By Loubna Flah
By Loubna Flah
Morocco World News
Casablanca, November 24, 2012
Identity is among those evasive concepts that withstand all attempts of definite delineation. Indeed, it is a strenuous process to figure out who you are bearing in mind a miscellaneous array of traits, references and orientations.
Many people can lead their entire lives without engaging in a deep introspection to make sense of their different levels of affiliation but just as one believes that reflecting about identity is a mere luxury, identity manifests itself abruptly and almost unconsciously and unwillingly through language, behavior and social interaction.
National Identity gives often food for thought as it is reconsidered throughout the socialization process as well as the exposure to novel political experiences. The affiliation to a nation is not the blunt belonging to a geographically delineated territory. Indeed, identity is much broader and more intractable than the compelling concept of citizenship or nationality.
Many Moroccans would identify themselves as Arabs or Amazigh before they can ponder their affiliation to Africa. Solidarity among people from different countries can be based on genuine humanistic concerns unaffected by ideological wrangling.
Nonetheless, empathy is often more overt among communities that share similar values or amid countries that have a common historical legacy.
This may account for the burst of compassion expressed by many Muslims and Arabs at the massacre of Muslims in Bosnia or towards the turmoil of Palestinians in Gaza rather than being directly concerned with the Angolan civil war.
Whoever, recently politicians tended to be more vocal about the affiliation of Morocco to the African continent. A few months after his appointment, the minister of foreign affairs Mr. Saad Eddine Al Outhmani described Africa in one of his speeches as “The continent of belonging.” The PJD minister was certainly talking about geographical location that usually gains more importance in geopolitics.
Beyond strategic relations with the rest of Africa, there remains a dangling question that needs to be addressed: How do Moroccans feel about their “Africanness?”
Surprisingly enough, the African identity is often equated to skin color in the collective conscience of the West and the East alike. The image often evoked when the African identity is once again under scrutiny is that of black skinned men and women clothed in Dashiki and other colorful garments.
Yet, the belonging to Africa cannot be reduced to the levels of melanin in the skin. The African identity is the cumulus of historical, cultural and political twists summed to the potential of men and women to condition their environment or to be conditioned in return.
The cultural proximity between Morocco and North African countries is not to be challenged at all. Yet the cultural exchange between North Africa and the Sub-Saharan regions has always been curtailed.
The geological structure of the region accounts partially for the lack of reciprocal influence among the civilizations that inhabited both regions. The Sahara has always stood as a barrier separating culturally North Africa from the rest of the continent.
Needless to say that the Sahara conflict has relatively widened the chasm between the Cherifian Kingdom and the African states since the withdrawal of Morocco from the African Union. The absence of Morocco restrained cooperation opportunities for both Morocco and the African countries.
Political wrangling over the Sahara does not account fully for the cultural distance between Morocco and most African countries.

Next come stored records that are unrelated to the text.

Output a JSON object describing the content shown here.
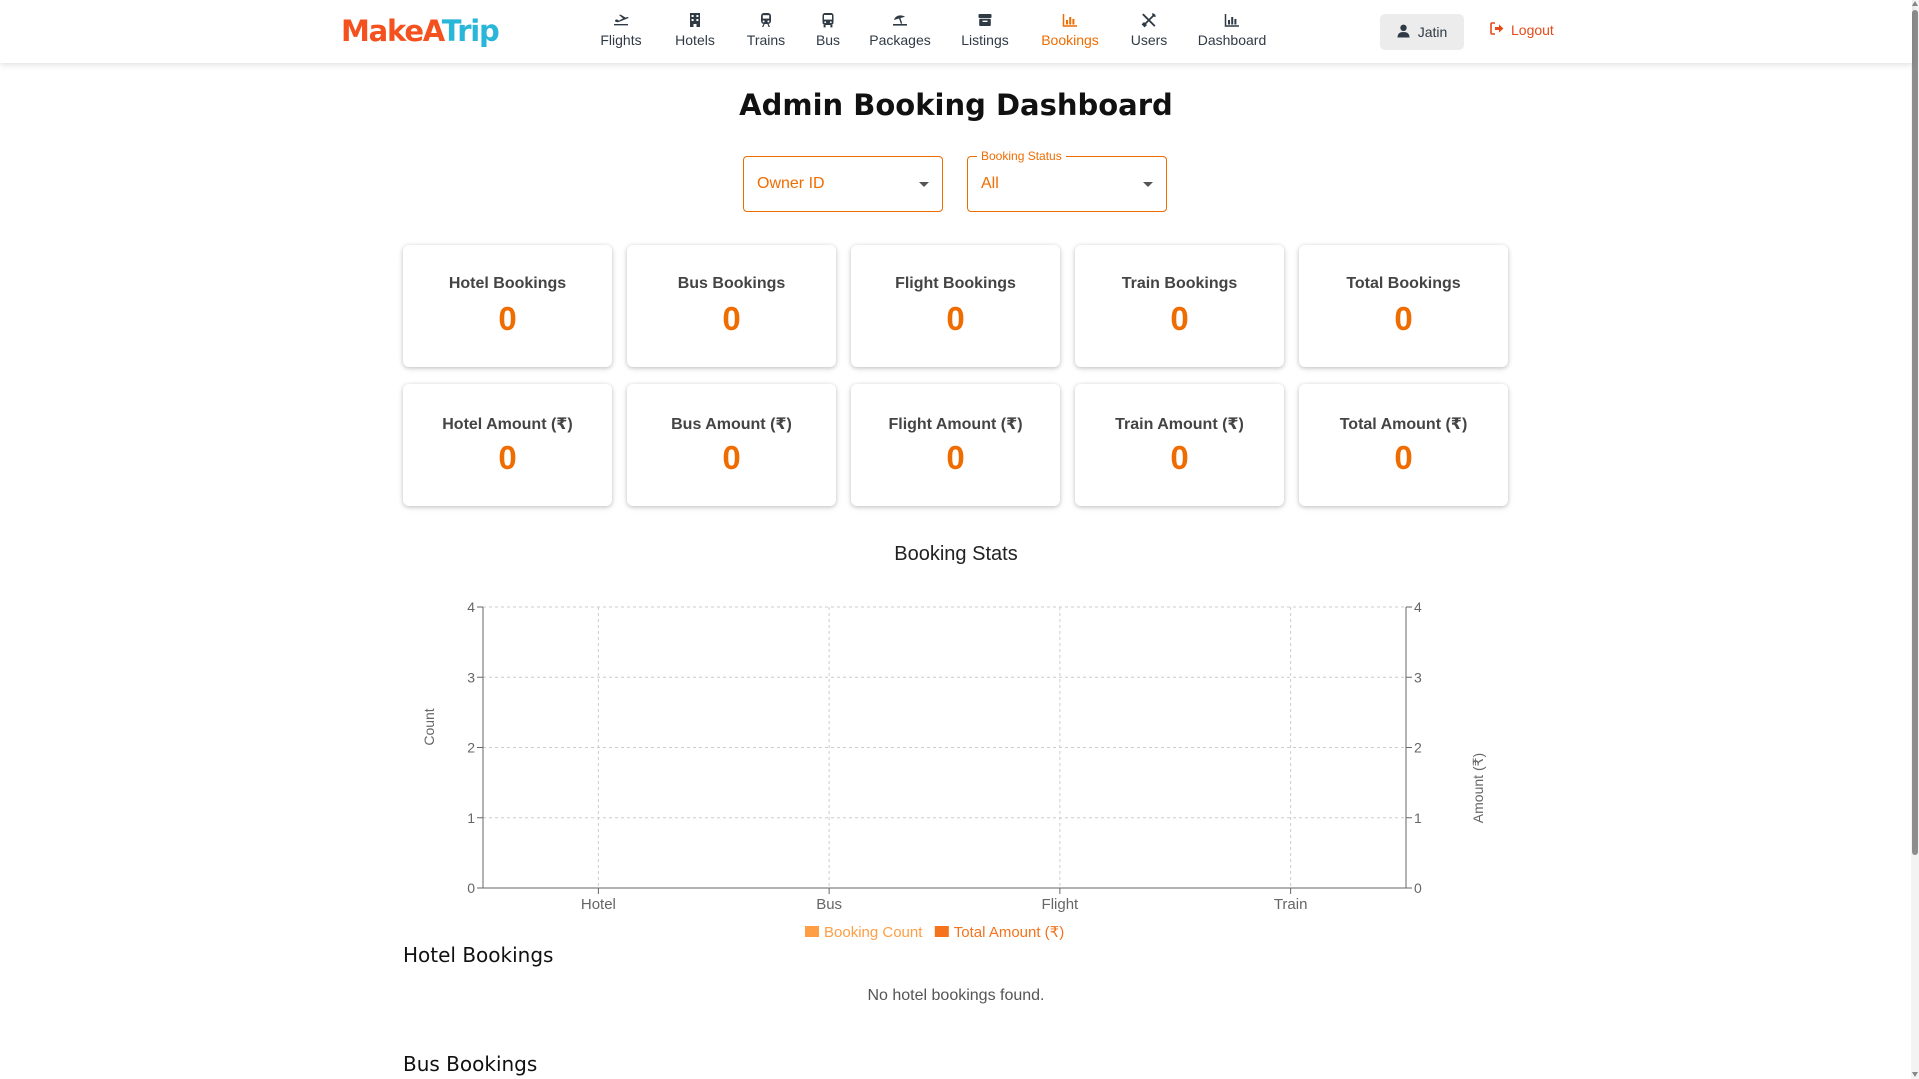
{
  "app": {
    "logo_part1": "MakeA",
    "logo_part2": "Trip",
    "brand_color": "#f4511e",
    "brand_color2": "#29b6d8",
    "accent_color": "#ef6c00"
  },
  "nav": {
    "items": [
      {
        "label": "Flights",
        "icon": "plane-icon"
      },
      {
        "label": "Hotels",
        "icon": "hotel-icon"
      },
      {
        "label": "Trains",
        "icon": "train-icon"
      },
      {
        "label": "Bus",
        "icon": "bus-icon"
      },
      {
        "label": "Packages",
        "icon": "umbrella-beach-icon"
      },
      {
        "label": "Listings",
        "icon": "list-box-icon"
      },
      {
        "label": "Bookings",
        "icon": "bar-chart-icon",
        "active": true
      },
      {
        "label": "Users",
        "icon": "tools-icon"
      },
      {
        "label": "Dashboard",
        "icon": "bar-chart-icon"
      }
    ],
    "user_name": "Jatin",
    "logout_label": "Logout"
  },
  "page": {
    "title": "Admin Booking Dashboard"
  },
  "filters": {
    "owner_placeholder": "Owner ID",
    "status_label": "Booking Status",
    "status_value": "All"
  },
  "cards": {
    "bookings": [
      {
        "label": "Hotel Bookings",
        "value": "0"
      },
      {
        "label": "Bus Bookings",
        "value": "0"
      },
      {
        "label": "Flight Bookings",
        "value": "0"
      },
      {
        "label": "Train Bookings",
        "value": "0"
      },
      {
        "label": "Total Bookings",
        "value": "0"
      }
    ],
    "amounts": [
      {
        "label": "Hotel Amount (₹)",
        "value": "0"
      },
      {
        "label": "Bus Amount (₹)",
        "value": "0"
      },
      {
        "label": "Flight Amount (₹)",
        "value": "0"
      },
      {
        "label": "Train Amount (₹)",
        "value": "0"
      },
      {
        "label": "Total Amount (₹)",
        "value": "0"
      }
    ]
  },
  "chart_data": {
    "type": "bar",
    "title": "Booking Stats",
    "categories": [
      "Hotel",
      "Bus",
      "Flight",
      "Train"
    ],
    "series": [
      {
        "name": "Booking Count",
        "values": [
          0,
          0,
          0,
          0
        ],
        "color": "#ff9e45"
      },
      {
        "name": "Total Amount (₹)",
        "values": [
          0,
          0,
          0,
          0
        ],
        "color": "#f4731c"
      }
    ],
    "ylabel": "Count",
    "y2label": "Amount (₹)",
    "ylim": [
      0,
      4
    ],
    "y2lim": [
      0,
      4
    ],
    "yticks": [
      "0",
      "1",
      "2",
      "3",
      "4"
    ],
    "y2ticks": [
      "0",
      "1",
      "2",
      "3",
      "4"
    ],
    "grid": true,
    "legend": "bottom-center"
  },
  "sections": {
    "hotel_title": "Hotel Bookings",
    "hotel_empty": "No hotel bookings found.",
    "bus_title": "Bus Bookings"
  }
}
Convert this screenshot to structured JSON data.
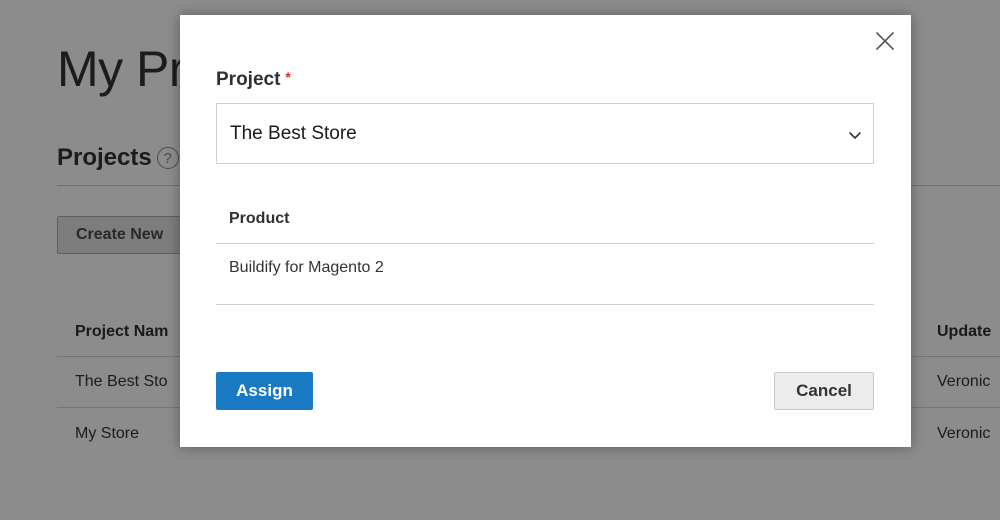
{
  "background": {
    "page_title": "My Pr",
    "section_title": "Projects",
    "help_glyph": "?",
    "create_button_label": "Create New",
    "grid": {
      "headers": {
        "name": "Project Nam",
        "updated": "Update"
      },
      "rows": [
        {
          "name": "The Best Sto",
          "updated": "Veronic"
        },
        {
          "name": "My Store",
          "updated": "Veronic"
        }
      ]
    }
  },
  "modal": {
    "close_icon": "close-icon",
    "project_field": {
      "label": "Project",
      "required_mark": "*",
      "selected_value": "The Best Store",
      "dropdown_icon": "chevron-down-icon"
    },
    "product_table": {
      "header": "Product",
      "rows": [
        "Buildify for Magento 2"
      ]
    },
    "assign_label": "Assign",
    "cancel_label": "Cancel"
  },
  "colors": {
    "primary_button": "#1979c3",
    "required": "#e22626",
    "overlay": "rgba(0,0,0,0.45)"
  }
}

The affiliation of Morocco to the Arab world with its lot of problematic issues has also deflected attention from its neighbors behind the Sahara dunes.
Nevertheless, the cultural remoteness or the political spar over the Sahara does not make Morocco less African, more Arab or less Amazigh. These distinct identities are different faces of the same prism. Once you turn it, a new face appears while another face is eclipsed, but never suppressed.
To narrow the African identity to geographical location or to ethnic belonging or to reduce it to a sheer strategic alliance does not dispel the ambiguity. Identity finds itself better elucidated in the mayhem of diversity and continuation rather than conformity and inertness.